Table 2 shows experimental results of segmentation performance by ten different models with respect to the annotators. Each model constructs a DFM to create a segmentation map: M1, similar to [14]; M2 – DFM and NFM of CAM 1,2, and 3 are first laterally inhibited and then collaterally integrated; M3 – CAM 1,2, and 3 are collaterally integrated; M4, M5, M6 – by laterally inhibiting the DFM and NFM of CAM 1, 2, and 3, respectively; M7, M8, M9 – by using the DFMs from CAM 1, 2, and 3 without any further processing; M10, similar to [15]. The first hypothesis proved to be true, since our developed model, M2, produced high mean_acc, mean_IU, and fw_IU for all the intermediate features from diagnostic images (Set1, Set2-I, and Set3). Moreover, it could segment the images from Set3 without significant change in mean_acc, while producing better fw_IU and mean_IU values on images that were previously revealed to it (Set1). Results from Set2-I and Set2-R images showed that all models generated much lower mean_IU and fw_IU on restrictive features compared to intermediate features, except for M1 and M2 models, both of which utilize shallower layers for enhancing the DFM’s spatial resolution. In all experiments, M2 made the best performance for three measures (except in mean_acc for Set2-R), supporting the second hypothesis about the significance of the utilized components (MLCAM, LI, and CI). Specifically, M4-M6 models outperformed other ablated models (M7-M9), highlighting the significant value of LI. The higher mean_IU value of M6 and M9 compared to M4,5 and M7,8, respectively, indicates that more abstract features were learned by inception 3 than by inception 1,2. In the first round of review, clinicians labeled Set4 images as nondiagnostic, however, after features were highlighted by the developed model, the clinicians re-classified Set4 images as diagnostic. The highest performance in Set4 belonged to M2 (mean_acc = 88% and mean_IU = 89%). High mean_IU value achieved by the model and clinical feedback emphasize significance and novelty of the features.
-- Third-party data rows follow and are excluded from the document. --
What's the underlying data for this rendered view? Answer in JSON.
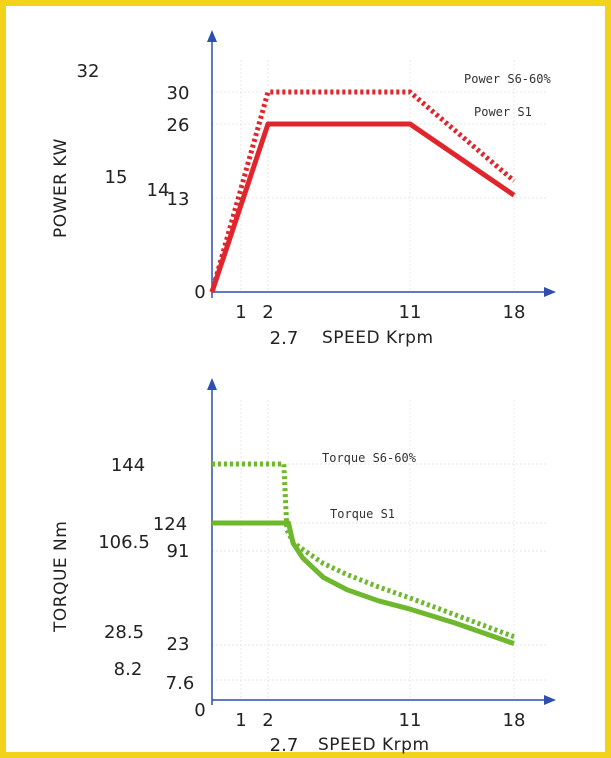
{
  "chart_data": [
    {
      "type": "line",
      "ylabel": "POWER KW",
      "xlabel": "SPEED Krpm",
      "x_ticks": [
        "1",
        "2",
        "11",
        "18"
      ],
      "x_extra_label": "2.7",
      "y_ticks_inner": [
        "30",
        "26",
        "13",
        "0"
      ],
      "y_ticks_outer": [
        "32",
        "15",
        "14"
      ],
      "series": [
        {
          "name": "Power S6-60%",
          "color": "#e0262c",
          "style": "dotted",
          "points": [
            [
              0,
              0
            ],
            [
              2,
              30
            ],
            [
              11,
              30
            ],
            [
              18,
              16
            ]
          ]
        },
        {
          "name": "Power S1",
          "color": "#e0262c",
          "style": "solid",
          "points": [
            [
              0,
              0
            ],
            [
              2,
              26
            ],
            [
              11,
              26
            ],
            [
              18,
              13.5
            ]
          ]
        }
      ],
      "xlim": [
        0,
        20
      ],
      "ylim": [
        0,
        36
      ]
    },
    {
      "type": "line",
      "ylabel": "TORQUE Nm",
      "xlabel": "SPEED Krpm",
      "x_ticks": [
        "1",
        "2",
        "11",
        "18"
      ],
      "x_extra_label": "2.7",
      "y_ticks_inner": [
        "124",
        "91",
        "23",
        "7.6"
      ],
      "y_ticks_outer": [
        "144",
        "106.5",
        "28.5",
        "8.2",
        "0"
      ],
      "series": [
        {
          "name": "Torque S6-60%",
          "color": "#6fb82e",
          "style": "dotted",
          "points": [
            [
              0,
              144
            ],
            [
              3,
              144
            ],
            [
              3.2,
              116
            ],
            [
              3.6,
              101
            ],
            [
              4.2,
              93
            ],
            [
              5.5,
              82
            ],
            [
              7,
              74
            ],
            [
              9,
              65
            ],
            [
              11,
              57
            ],
            [
              14,
              45
            ],
            [
              18,
              29
            ]
          ]
        },
        {
          "name": "Torque S1",
          "color": "#6fb82e",
          "style": "solid",
          "points": [
            [
              0,
              124
            ],
            [
              3.3,
              124
            ],
            [
              3.6,
              100
            ],
            [
              4.2,
              86
            ],
            [
              5.5,
              72
            ],
            [
              7,
              63
            ],
            [
              9,
              55
            ],
            [
              11,
              49
            ],
            [
              14,
              39
            ],
            [
              18,
              24
            ]
          ]
        }
      ],
      "xlim": [
        0,
        20
      ],
      "ylim": [
        0,
        175
      ]
    }
  ]
}
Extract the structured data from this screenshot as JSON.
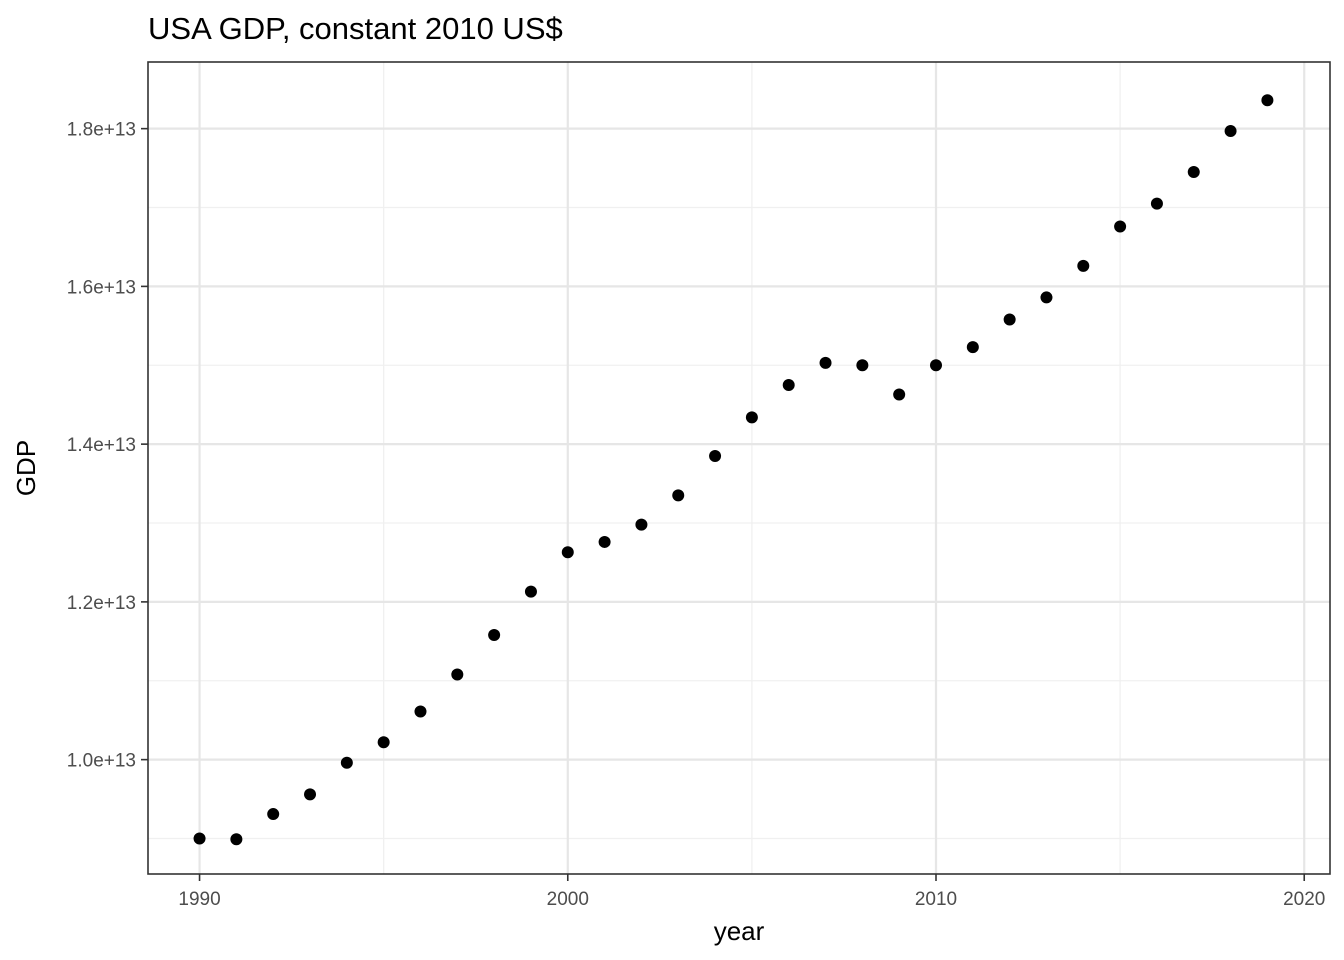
{
  "chart_data": {
    "type": "scatter",
    "title": "USA GDP, constant 2010 US$",
    "xlabel": "year",
    "ylabel": "GDP",
    "xlim": [
      1988.6,
      2020.7
    ],
    "ylim": [
      8550000000000.0,
      18845000000000.0
    ],
    "x_ticks": [
      1990,
      2000,
      2010,
      2020
    ],
    "x_tick_labels": [
      "1990",
      "2000",
      "2010",
      "2020"
    ],
    "y_ticks": [
      10000000000000.0,
      12000000000000.0,
      14000000000000.0,
      16000000000000.0,
      18000000000000.0
    ],
    "y_tick_labels": [
      "1.0e+13",
      "1.2e+13",
      "1.4e+13",
      "1.6e+13",
      "1.8e+13"
    ],
    "grid": true,
    "legend": "none",
    "point_color": "#000000",
    "x": [
      1990,
      1991,
      1992,
      1993,
      1994,
      1995,
      1996,
      1997,
      1998,
      1999,
      2000,
      2001,
      2002,
      2003,
      2004,
      2005,
      2006,
      2007,
      2008,
      2009,
      2010,
      2011,
      2012,
      2013,
      2014,
      2015,
      2016,
      2017,
      2018,
      2019
    ],
    "y": [
      9000000000000.0,
      8990000000000.0,
      9310000000000.0,
      9560000000000.0,
      9960000000000.0,
      10220000000000.0,
      10610000000000.0,
      11080000000000.0,
      11580000000000.0,
      12130000000000.0,
      12630000000000.0,
      12760000000000.0,
      12980000000000.0,
      13350000000000.0,
      13850000000000.0,
      14340000000000.0,
      14750000000000.0,
      15030000000000.0,
      15000000000000.0,
      14630000000000.0,
      15000000000000.0,
      15230000000000.0,
      15580000000000.0,
      15860000000000.0,
      16260000000000.0,
      16760000000000.0,
      17050000000000.0,
      17450000000000.0,
      17970000000000.0,
      18360000000000.0
    ]
  }
}
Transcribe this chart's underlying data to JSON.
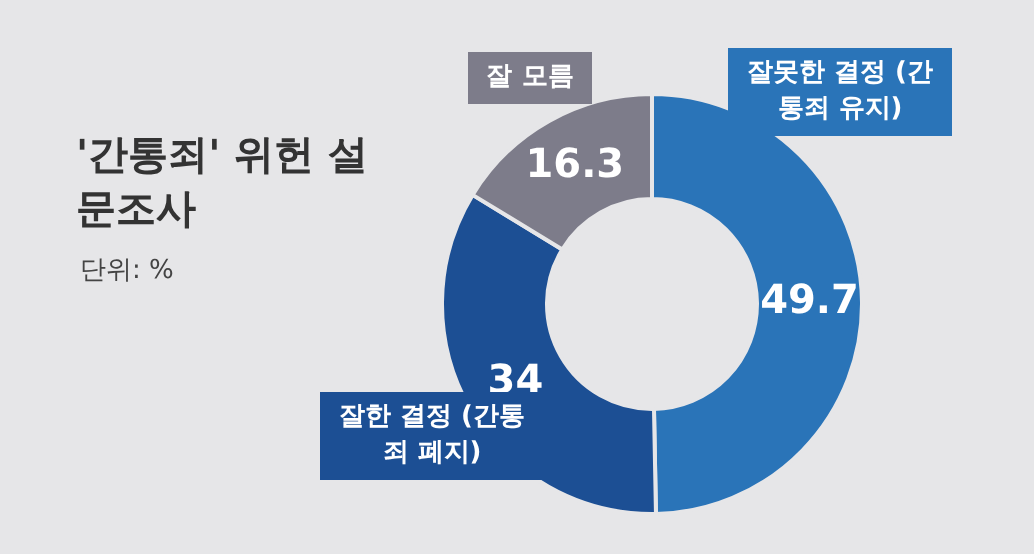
{
  "chart_data": {
    "type": "donut",
    "title": "'간통죄' 위헌 설문조사",
    "subtitle": "단위: %",
    "categories": [
      "잘못한 결정 (간통죄 유지)",
      "잘한 결정 (간통죄 폐지)",
      "잘 모름"
    ],
    "values": [
      49.7,
      34,
      16.3
    ],
    "colors": [
      "#2a74b8",
      "#1c4f94",
      "#7d7c8a"
    ],
    "data_labels": true,
    "legend": false
  }
}
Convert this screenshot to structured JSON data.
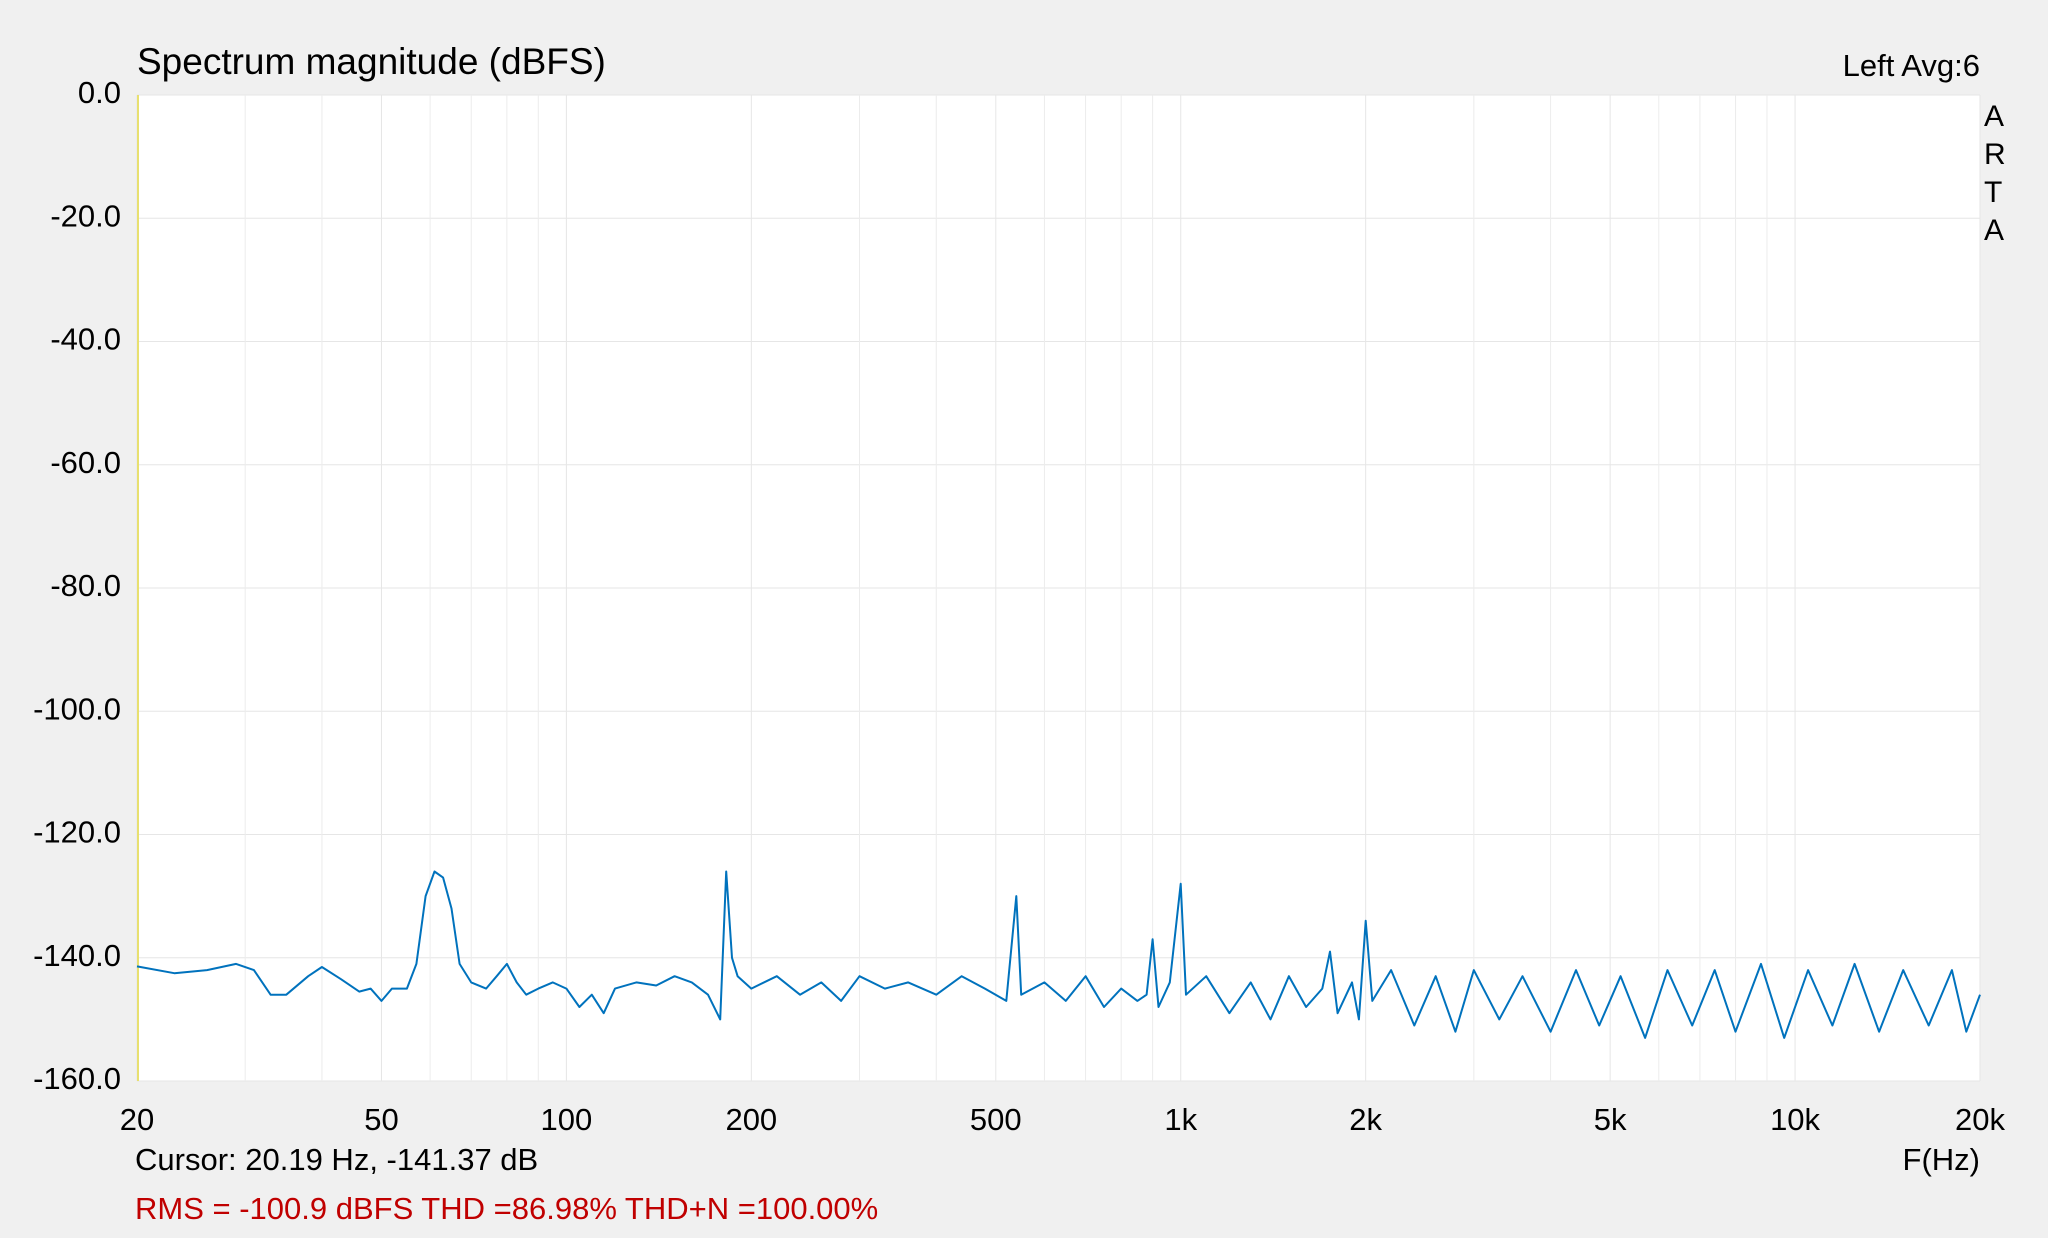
{
  "chart_data": {
    "type": "line",
    "title": "Spectrum magnitude (dBFS)",
    "channel_label": "Left  Avg:6",
    "side_label": "ARTA",
    "x_label": "F(Hz)",
    "cursor_text": "Cursor: 20.19 Hz, -141.37 dB",
    "stats_text": "RMS = -100.9 dBFS THD =86.98% THD+N =100.00%",
    "x_log": true,
    "grid": true,
    "xlim": [
      20,
      20000
    ],
    "ylim": [
      -160,
      0
    ],
    "xticks": [
      20,
      50,
      100,
      200,
      500,
      {
        "value": 1000,
        "label": "1k"
      },
      {
        "value": 2000,
        "label": "2k"
      },
      {
        "value": 5000,
        "label": "5k"
      },
      {
        "value": 10000,
        "label": "10k"
      },
      {
        "value": 20000,
        "label": "20k"
      }
    ],
    "minor_xticks": [
      30,
      40,
      60,
      70,
      80,
      90,
      300,
      400,
      600,
      700,
      800,
      900,
      3000,
      4000,
      6000,
      7000,
      8000,
      9000
    ],
    "yticks": [
      {
        "value": 0,
        "label": "0.0"
      },
      {
        "value": -20,
        "label": "-20.0"
      },
      {
        "value": -40,
        "label": "-40.0"
      },
      {
        "value": -60,
        "label": "-60.0"
      },
      {
        "value": -80,
        "label": "-80.0"
      },
      {
        "value": -100,
        "label": "-100.0"
      },
      {
        "value": -120,
        "label": "-120.0"
      },
      {
        "value": -140,
        "label": "-140.0"
      },
      {
        "value": -160,
        "label": "-160.0"
      }
    ],
    "series": [
      {
        "name": "Left",
        "color": "#0072bd",
        "x": [
          20,
          23,
          26,
          29,
          31,
          33,
          35,
          38,
          40,
          43,
          46,
          48,
          50,
          52,
          55,
          57,
          59,
          61,
          63,
          65,
          67,
          70,
          74,
          77,
          80,
          83,
          86,
          90,
          95,
          100,
          105,
          110,
          115,
          120,
          130,
          140,
          150,
          160,
          170,
          178,
          182,
          186,
          190,
          200,
          220,
          240,
          260,
          280,
          300,
          330,
          360,
          400,
          440,
          480,
          520,
          540,
          550,
          600,
          650,
          700,
          750,
          800,
          850,
          880,
          900,
          920,
          960,
          1000,
          1020,
          1100,
          1200,
          1300,
          1400,
          1500,
          1600,
          1700,
          1750,
          1800,
          1900,
          1950,
          2000,
          2050,
          2200,
          2400,
          2600,
          2800,
          3000,
          3300,
          3600,
          4000,
          4400,
          4800,
          5200,
          5700,
          6200,
          6800,
          7400,
          8000,
          8800,
          9600,
          10500,
          11500,
          12500,
          13700,
          15000,
          16500,
          18000,
          19000,
          20000
        ],
        "values": [
          -141.4,
          -142.5,
          -142,
          -141,
          -142,
          -146,
          -146,
          -143,
          -141.5,
          -143.5,
          -145.5,
          -145,
          -147,
          -145,
          -145,
          -141,
          -130,
          -126,
          -127,
          -132,
          -141,
          -144,
          -145,
          -143,
          -141,
          -144,
          -146,
          -145,
          -144,
          -145,
          -148,
          -146,
          -149,
          -145,
          -144,
          -144.5,
          -143,
          -144,
          -146,
          -150,
          -126,
          -140,
          -143,
          -145,
          -143,
          -146,
          -144,
          -147,
          -143,
          -145,
          -144,
          -146,
          -143,
          -145,
          -147,
          -130,
          -146,
          -144,
          -147,
          -143,
          -148,
          -145,
          -147,
          -146,
          -137,
          -148,
          -144,
          -128,
          -146,
          -143,
          -149,
          -144,
          -150,
          -143,
          -148,
          -145,
          -139,
          -149,
          -144,
          -150,
          -134,
          -147,
          -142,
          -151,
          -143,
          -152,
          -142,
          -150,
          -143,
          -152,
          -142,
          -151,
          -143,
          -153,
          -142,
          -151,
          -142,
          -152,
          -141,
          -153,
          -142,
          -151,
          -141,
          -152,
          -142,
          -151,
          -142,
          -152,
          -146
        ]
      }
    ]
  }
}
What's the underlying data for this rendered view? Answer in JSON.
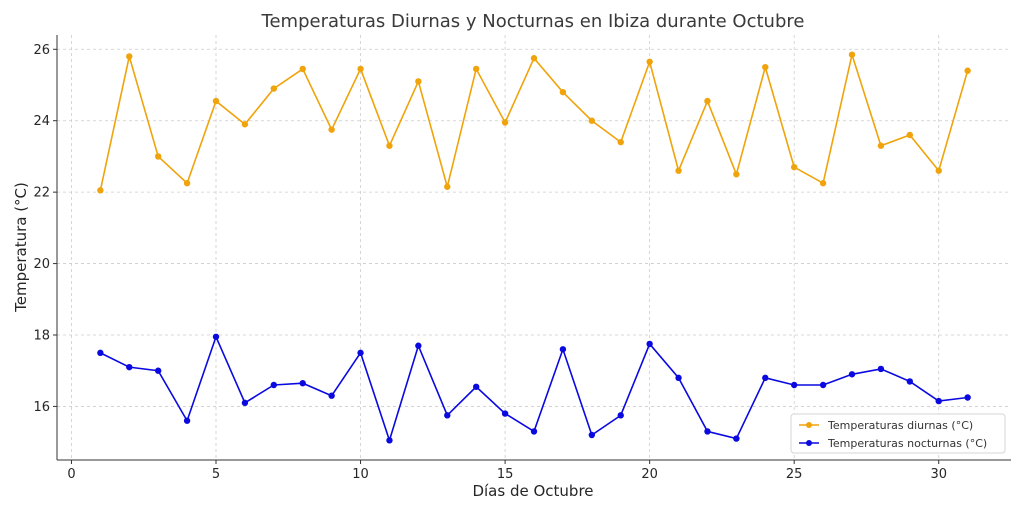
{
  "chart_data": {
    "type": "line",
    "title": "Temperaturas Diurnas y Nocturnas en Ibiza durante Octubre",
    "xlabel": "Días de Octubre",
    "ylabel": "Temperatura (°C)",
    "xlim": [
      -0.5,
      32.5
    ],
    "ylim": [
      14.5,
      26.4
    ],
    "xticks": [
      0,
      5,
      10,
      15,
      20,
      25,
      30
    ],
    "yticks": [
      16,
      18,
      20,
      22,
      24,
      26
    ],
    "grid": true,
    "legend_position": "bottom-right",
    "x": [
      1,
      2,
      3,
      4,
      5,
      6,
      7,
      8,
      9,
      10,
      11,
      12,
      13,
      14,
      15,
      16,
      17,
      18,
      19,
      20,
      21,
      22,
      23,
      24,
      25,
      26,
      27,
      28,
      29,
      30,
      31
    ],
    "series": [
      {
        "name": "Temperaturas diurnas (°C)",
        "color": "#f0a30a",
        "values": [
          22.05,
          25.8,
          23.0,
          22.25,
          24.55,
          23.9,
          24.9,
          25.45,
          23.75,
          25.45,
          23.3,
          25.1,
          22.15,
          25.45,
          23.95,
          25.75,
          24.8,
          24.0,
          23.4,
          25.65,
          22.6,
          24.55,
          22.5,
          25.5,
          22.7,
          22.25,
          25.85,
          23.3,
          23.6,
          22.6,
          25.4
        ]
      },
      {
        "name": "Temperaturas nocturnas (°C)",
        "color": "#0a0ae0",
        "values": [
          17.5,
          17.1,
          17.0,
          15.6,
          17.95,
          16.1,
          16.6,
          16.65,
          16.3,
          17.5,
          15.05,
          17.7,
          15.75,
          16.55,
          15.8,
          15.3,
          17.6,
          15.2,
          15.75,
          17.75,
          16.8,
          15.3,
          15.1,
          16.8,
          16.6,
          16.6,
          16.9,
          17.05,
          16.7,
          16.15,
          16.25
        ]
      }
    ]
  }
}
Table 2. Segmentation performance by different models. M2* is the developed model.

4 Conclusions

In this study, a WSL model was developed to localize the diagnostic features of gliomas in CLE images. It utilizes three fundamental components for creating the final glioma DFM: multi-scale DFM, LI for removing confusing regions, and CI to spatially infuse diagnostic areas from DFMs with different spatial resolutions. The model could detect the diagnostic regions with high agreement compared with annotation by neurosurgeon, from both diagnostic and nondiagnostic images (i.e., images that were initially designated as lacking diagnostic features) in intermediate and restrictive features, while outperforming other methods. Such an approach should be tested on larger datasets. Initial testing demonstrated that WSL has the potential to identify not only relevant, but novel or unrecognized diagnostic features in CLE images that were not previously discriminated by human inspection, requiring further investigation. This approach can be augmented with active learning and patch clustering to create an atlas of glioma phenotypes in CLE images. Further detailed studies correlating regular histology and CLE images are necessary for better understanding of glioma histopathological features on CLE images.